We honored Paul for his years of diligent research, his sharply written papers, several books, and one novel. His 2010 collection of his papers titled Malice Aforethought is the greatest expression of his work.
Altrocchi’s latest Oxfordian project is a series of ten anthologies featuring the best of Oxfordian research from 1965 to the present. The series is titled Building the Case for Edward de Vere as Shakespeare — available in soft and hardcover from Amazon.com.
Prime instigator Alexander Waugh presented conference attendees with material from Part One of his new Kindle Single title, Shakespeare in Court. Waugh analyzed bogus claims made by the Shakespeare Birthplace Trust about the provenance of various buildings in Stratford-upon-Avon. Regarding the vaunted “birthplace” Waugh said, “Was Shakespeare actually born in this house? Where’s the evidence? If you look at the house today, every single atomic dot of what you look at was put there between 1858 and 1864.”
Professor Don Rubin of the University of York presented an amazing account of his run-in last year with with the Toronto newspaper of record, The Globe and Mail, whose theater critic objected to the university hosting the SOF conference held there last year when Rubin was the onsite organizer. Rubin’s riveting account of this gruesome story is available from Rubin and was also recorded and will be made available along with other presentations soon after the conference.
Also recorded were:
- Ron Hess on Oxford’s use of secretary hand,
- Heward Wilkinson’s talk about cultural amnesia,
- Hanno Wember’s presentation of Robert Detobel’s paper on the aristocracy’s view of art,
- Ramon Jiménez on six characters from the apocryphal plays who ended up in Shakespeare’s plays,
- Bonner Cutting on wardship, and
- Roger Stritmatter on Palladis Tamia and the Shakespeare question.

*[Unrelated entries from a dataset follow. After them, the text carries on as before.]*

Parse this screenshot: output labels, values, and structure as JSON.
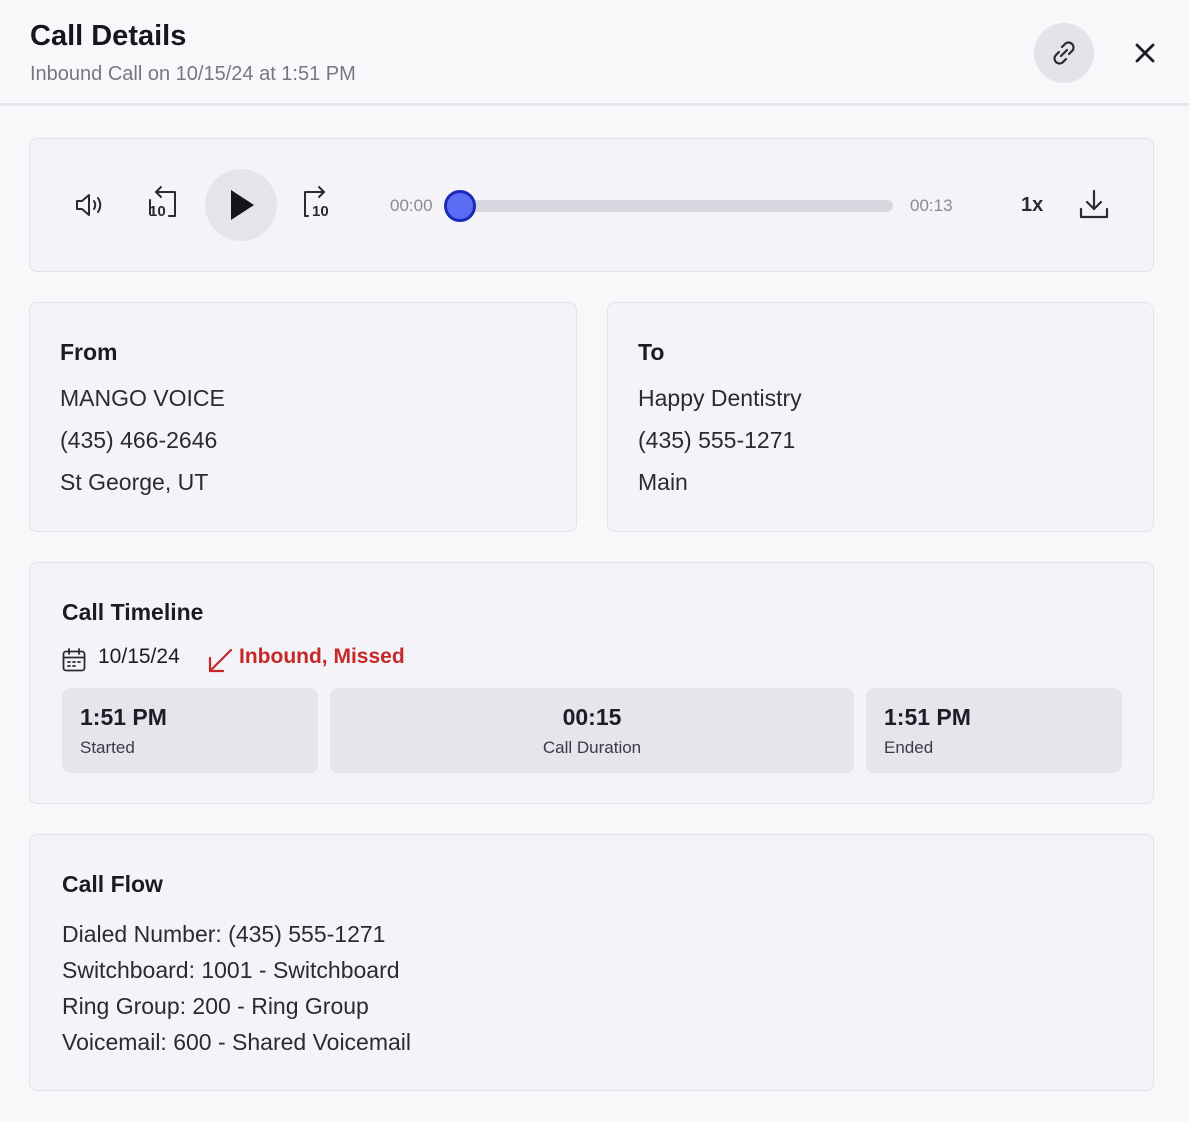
{
  "header": {
    "title": "Call Details",
    "subtitle": "Inbound Call on 10/15/24 at 1:51 PM"
  },
  "player": {
    "rewind_seconds": "10",
    "forward_seconds": "10",
    "current_time": "00:00",
    "total_time": "00:13",
    "speed": "1x",
    "progress": 0,
    "accent_color": "#5b6cf4"
  },
  "from": {
    "title": "From",
    "name": "MANGO VOICE",
    "phone": "(435) 466-2646",
    "location": "St George, UT"
  },
  "to": {
    "title": "To",
    "name": "Happy Dentistry",
    "phone": "(435) 555-1271",
    "line": "Main"
  },
  "timeline": {
    "title": "Call Timeline",
    "date": "10/15/24",
    "status": "Inbound, Missed",
    "status_color": "#c62828",
    "started_value": "1:51 PM",
    "started_label": "Started",
    "duration_value": "00:15",
    "duration_label": "Call Duration",
    "ended_value": "1:51 PM",
    "ended_label": "Ended"
  },
  "flow": {
    "title": "Call Flow",
    "lines": [
      "Dialed Number: (435) 555-1271",
      "Switchboard: 1001 - Switchboard",
      "Ring Group: 200 - Ring Group",
      "Voicemail: 600 - Shared Voicemail"
    ]
  },
  "icons": {
    "link": "link-icon",
    "close": "close-icon",
    "volume": "volume-icon",
    "rewind": "rewind-10-icon",
    "play": "play-icon",
    "forward": "forward-10-icon",
    "download": "download-icon",
    "calendar": "calendar-icon",
    "missed": "missed-call-arrow-icon"
  }
}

After dinner, film director Cheryl Eagan-Donovan conducted a premier screening of Nothing is Truer Than Truth, a film about the seventeenth earl of Oxford’s travel in Italy that she began in 2006. She is preparing to show the film at festivals next year and is developing an educational website that will support the concepts developed in the film. Her work was warmly received by all those attending.